NEW ORLEANS — The Navy Marine Corps Intranet Product Evaluation Center (NPEC) may not be up and running until the end of this year, according to NMCI executives. NPEC is a clearinghouse that will allow software vendors to submit their applications to determine compatibility with the enterprisewide network.
Announced last year, the NPEC is the Navy's foray into the area of software evaluation. Although the clearinghouse won't accredit the software to be loaded onto the $8.8 billion NMCI network, it will give a stamp of approval that the software is compatible with the network and its software.
Navy Capt. Chris Christopher, NMCI staff director, said officials hoped the NPEC would be operational by this month, but it will most likely be delayed for several more months. Legal and financial concerns almost entirely derailed the program, Christopher said.
"One of the biggest challenges to going live was determining how we'd shift the cost of the test from the government to industry," he said. "To do that, we had to figure out how to take money from the vendors. Fortunately, the E-Gov Act of 2002 contains in it the share-in-savings clause that will allow us to do that."
But no other agency in the Defense Department has done anything like that, so the Navy — and NMCI in particular — is in the lead, Christopher said.
Some companies were wary of submitting their software to lead contractor EDS or could not afford the tens of thousands of dollars EDS required to evaluate each application, Christopher said. To provide an alternative, the Navy proposed the NPEC, which will theoretically take less time than the EDS test and cost considerably less.
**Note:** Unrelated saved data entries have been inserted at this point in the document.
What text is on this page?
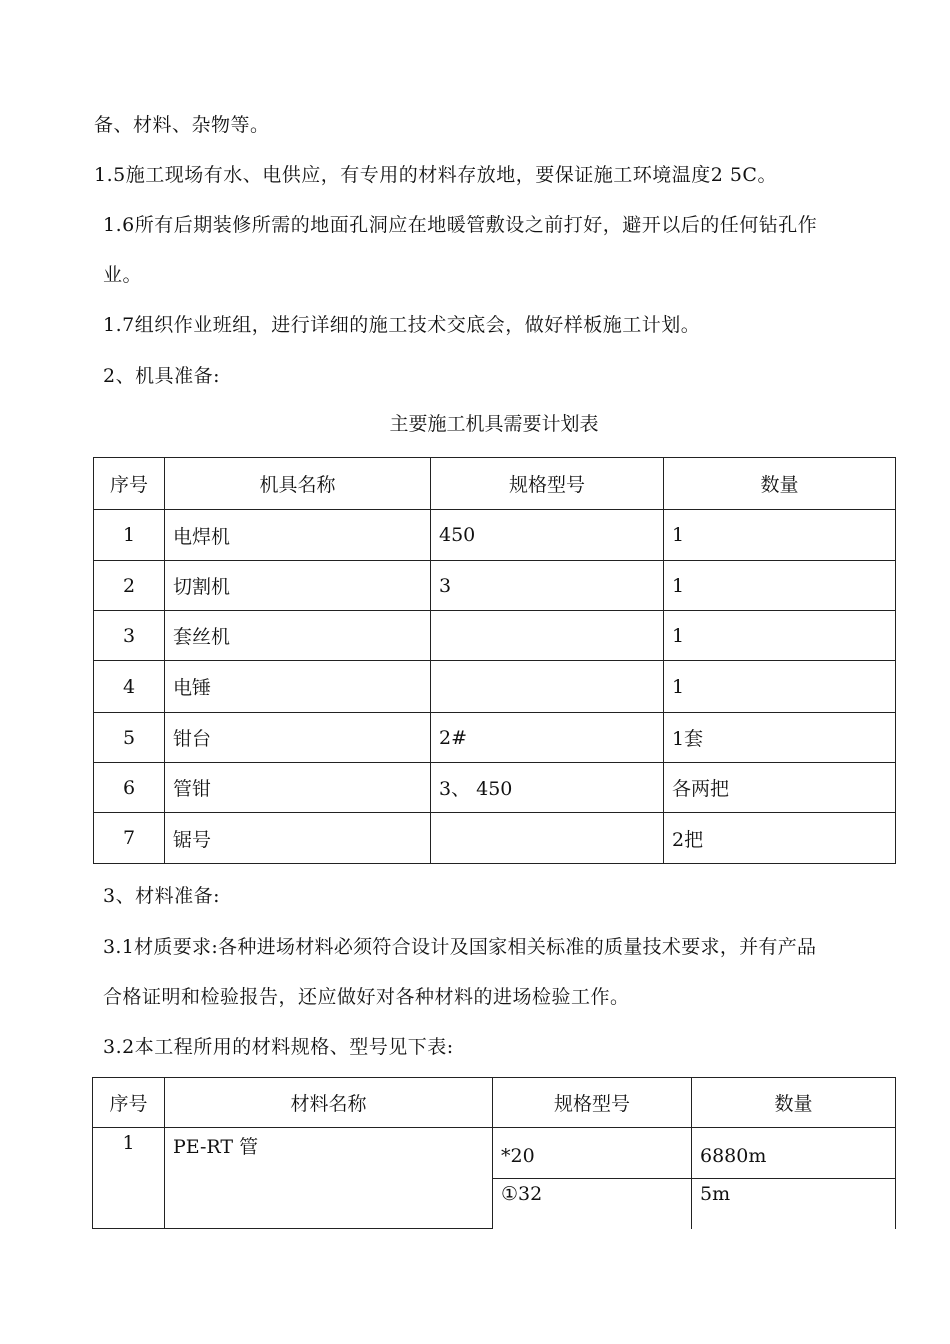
备、材料、杂物等。
1.5施工现场有水、电供应，有专用的材料存放地，要保证施工环境温度2 5C。
1.6所有后期装修所需的地面孔洞应在地暖管敷设之前打好，避开以后的任何钻孔作
业。
1.7组织作业班组，进行详细的施工技术交底会，做好样板施工计划。
2、机具准备:
主要施工机具需要计划表
序号	机具名称	规格型号	数量
1	电焊机	450	1
2	切割机	3	1
3	套丝机		1
4	电锤		1
5	钳台	2#	1套
6	管钳	3、 450	各两把
7	锯号		2把
3、材料准备:
3.1材质要求:各种进场材料必须符合设计及国家相关标准的质量技术要求，并有产品
合格证明和检验报告，还应做好对各种材料的进场检验工作。
3.2本工程所用的材料规格、型号见下表:
序号	材料名称	规格型号	数量
1	PE-RT 管	*20	6880m
		①32	5m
To enter EDS' queue for tests, an application has to be sponsored by a command on the NMCI network. In other words, a command user of NMCI has to tell EDS that the command requires the use of the application, which forces vendors to solicit sponsors. Under the proposed Navy system, any vendor can submit software to be evaluated, regardless of whether a command indicates a pressing need for the application.
"We were going to follow the EDS lead with their testing lab in San Diego, but that is a long and costly process that would disrupt throughput," Christopher said.
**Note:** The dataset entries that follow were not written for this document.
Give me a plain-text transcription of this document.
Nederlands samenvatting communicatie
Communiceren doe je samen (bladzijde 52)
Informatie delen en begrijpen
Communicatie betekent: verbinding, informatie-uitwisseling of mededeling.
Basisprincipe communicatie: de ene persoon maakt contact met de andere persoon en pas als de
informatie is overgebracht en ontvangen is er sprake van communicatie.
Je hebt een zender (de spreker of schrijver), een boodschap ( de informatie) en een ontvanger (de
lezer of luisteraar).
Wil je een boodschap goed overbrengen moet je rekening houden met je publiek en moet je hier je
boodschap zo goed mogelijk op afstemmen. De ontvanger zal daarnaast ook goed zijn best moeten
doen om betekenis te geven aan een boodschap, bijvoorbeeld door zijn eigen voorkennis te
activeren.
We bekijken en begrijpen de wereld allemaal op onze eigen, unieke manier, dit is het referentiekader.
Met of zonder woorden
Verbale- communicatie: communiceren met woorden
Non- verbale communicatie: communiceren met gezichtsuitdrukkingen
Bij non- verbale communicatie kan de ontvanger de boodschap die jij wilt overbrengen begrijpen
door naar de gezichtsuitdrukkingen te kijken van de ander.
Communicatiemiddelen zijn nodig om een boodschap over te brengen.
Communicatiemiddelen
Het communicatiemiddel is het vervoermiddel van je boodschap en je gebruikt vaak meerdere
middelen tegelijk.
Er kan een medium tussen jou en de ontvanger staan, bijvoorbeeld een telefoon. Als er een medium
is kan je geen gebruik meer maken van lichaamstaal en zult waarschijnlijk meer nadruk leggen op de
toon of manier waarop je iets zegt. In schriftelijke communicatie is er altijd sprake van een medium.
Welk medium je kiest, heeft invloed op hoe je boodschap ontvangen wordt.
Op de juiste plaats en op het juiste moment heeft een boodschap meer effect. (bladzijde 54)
Christopher cautioned that approval from the NPEC will not automatically lead to inclusion on the network. Rather, it will act as a seal of approval that the application is secure and compatible with the network. The Navy's functional area managers — subject experts who approve what software eventually makes it on to the system — still have the final say on applications to be used on the network.
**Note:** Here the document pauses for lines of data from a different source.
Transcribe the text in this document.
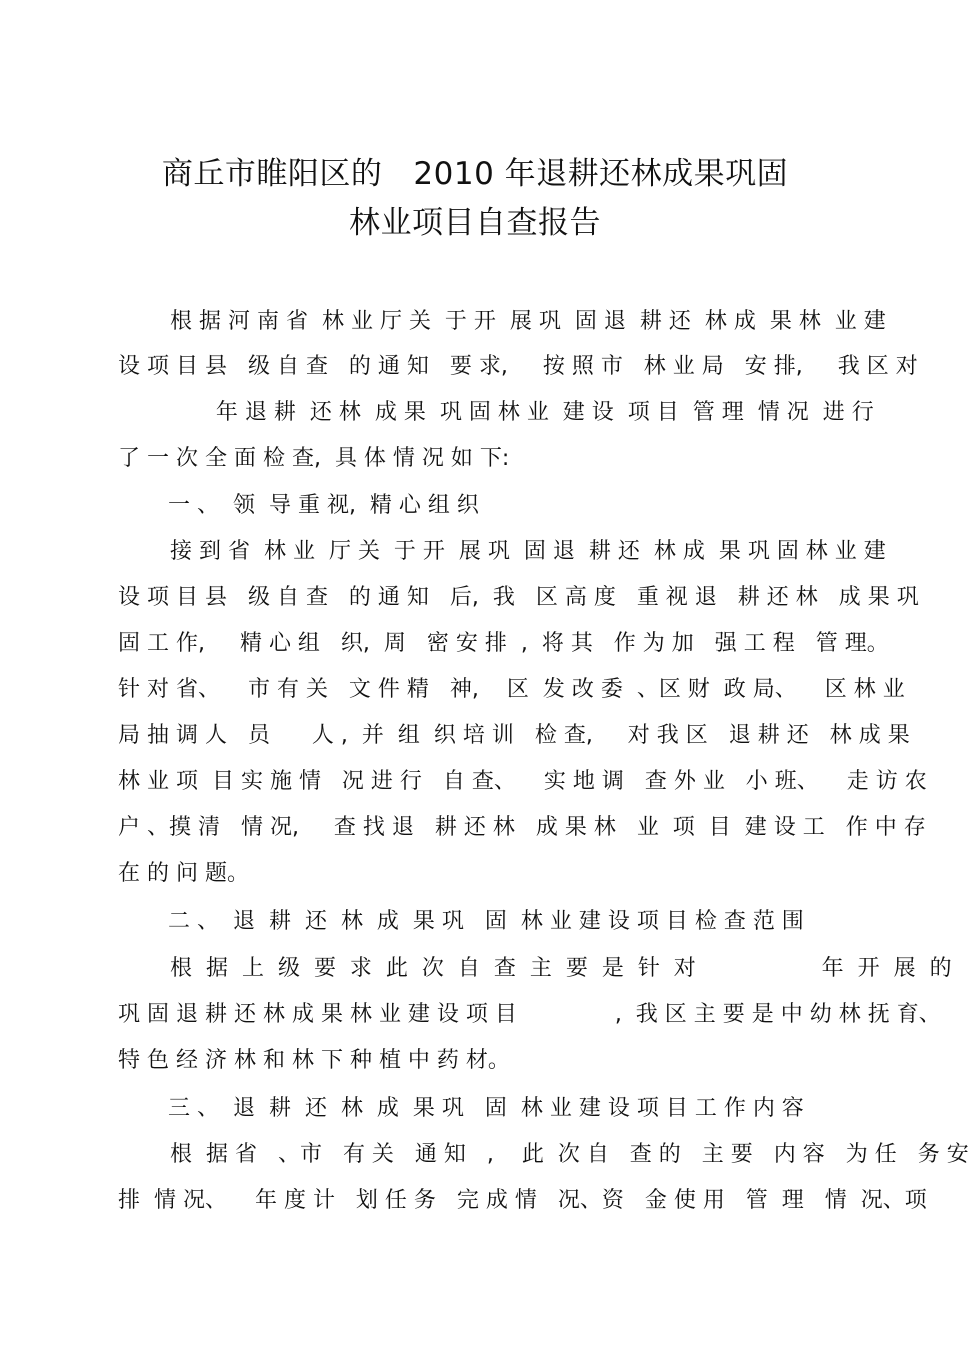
商丘市睢阳区的   2010 年退耕还林成果巩固
林业项目自查报告
根 据 河 南 省  林 业 厅 关  于 开  展 巩  固 退  耕 还  林 成  果 林  业 建
设 项 目 县   级 自 查   的 通 知   要 求,     按 照 市   林 业 局   安 排,     我 区 对
年 退 耕  还 林  成 果  巩 固 林 业  建 设  项 目  管 理  情 况  进 行
了 一 次 全 面 检 查,  具 体 情 况 如 下:
一 、  领  导 重 视,  精 心 组 织
接 到 省  林 业  厅 关  于 开  展 巩  固 退  耕 还  林 成  果 巩 固 林 业 建
设 项 目 县   级 自 查   的 通 知   后,  我   区 高 度   重 视 退   耕 还 林   成 果 巩
固 工 作,     精 心 组   织,  周   密 安 排  ,  将 其   作 为 加   强 工 程   管 理。
针 对 省、    市 有 关   文 件 精   神,    区  发 改 委  、区 财  政 局、    区 林 业
局 抽 调 人   员      人 ,  并  组  织 培 训   检 查,     对 我 区   退 耕 还   林 成 果
林 业 项  目 实 施 情   况 进 行   自 查、    实 地 调   查 外 业   小 班、    走 访 农
户 、摸 清   情 况,     查 找 退   耕 还 林   成 果 林   业  项  目  建 设 工   作 中 存
在 的 问 题。
二 、  退  耕  还  林  成  果 巩   固  林 业 建 设 项 目 检 查 范 围
根  据  上  级  要  求  此  次  自  查  主  要  是  针  对                  年  开  展  的
巩 固 退 耕 还 林 成 果 林 业 建 设 项 目              ,  我 区 主 要 是 中 幼 林 抚 育、
特 色 经 济 林 和 林 下 种 植 中 药 材。
三 、  退  耕  还  林  成  果 巩   固  林 业 建 设 项 目 工 作 内 容
根  据 省   、市   有 关   通 知   ,    此  次 自   查 的   主 要   内 容   为 任   务 安
排  情 况、    年 度 计   划 任 务   完 成 情   况、资   金 使 用   管  理   情  况、项
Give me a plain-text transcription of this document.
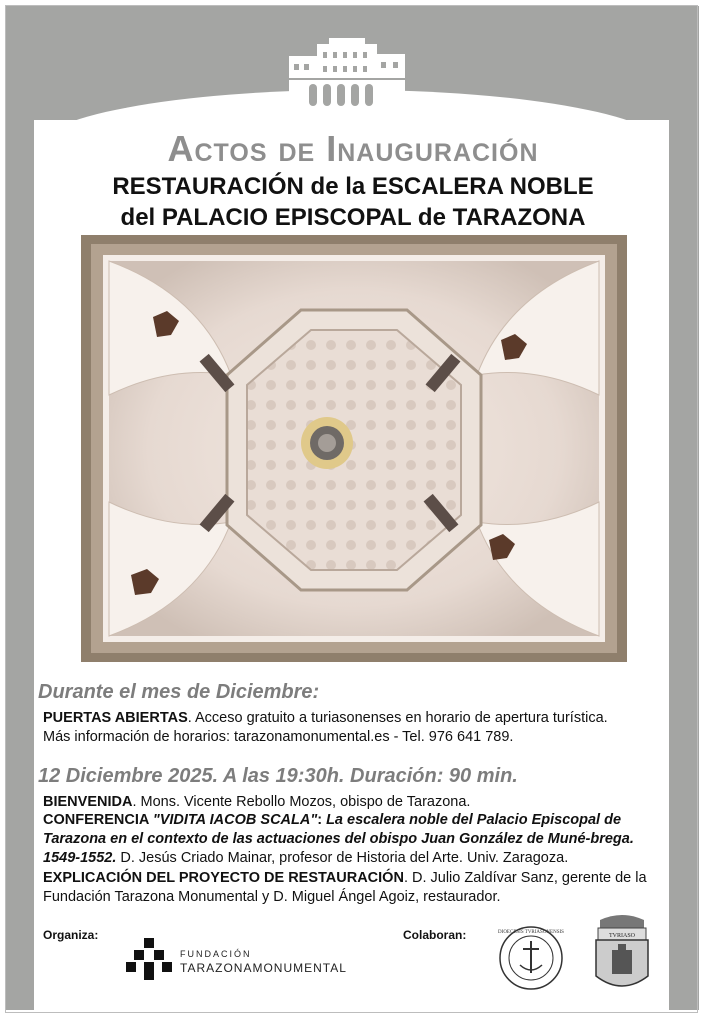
Actos de Inauguración
RESTAURACIÓN de la ESCALERA NOBLE
del PALACIO EPISCOPAL de TARAZONA
Durante el mes de Diciembre:
PUERTAS ABIERTAS. Acceso gratuito a turiasonenses en horario de apertura turística.
Más información de horarios: tarazonamonumental.es - Tel. 976 641 789.
12 Diciembre 2025. A las 19:30h. Duración: 90 min.
BIENVENIDA. Mons. Vicente Rebollo Mozos, obispo de Tarazona.
CONFERENCIA "VIDITA IACOB SCALA": La escalera noble del Palacio Episcopal de Tarazona en el contexto de las actuaciones del obispo Juan González de Muné-brega. 1549-1552. D. Jesús Criado Mainar, profesor de Historia del Arte. Univ. Zaragoza.
EXPLICACIÓN DEL PROYECTO DE RESTAURACIÓN. D. Julio Zaldívar Sanz, gerente de la Fundación Tarazona Monumental y D. Miguel Ángel Agoiz, restaurador.
Organiza:	Colaboran:
FUNDACIÓN
TARAZONAMONUMENTAL
DIOECESIS TVRIASONENSIS
TVRIASO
"The NPEC will not tell the functional area managers what to do, will not make acquisition choices, will not dictate NMCI decisions, will not provide certification and will not provide accreditation," Christopher said. "What it will do is get an application onto a list of approved applications."
The target for initial operational capability is still sometime later this year. Christopher said the standards — what will allow an application to pass or fail — would definitely be published this year.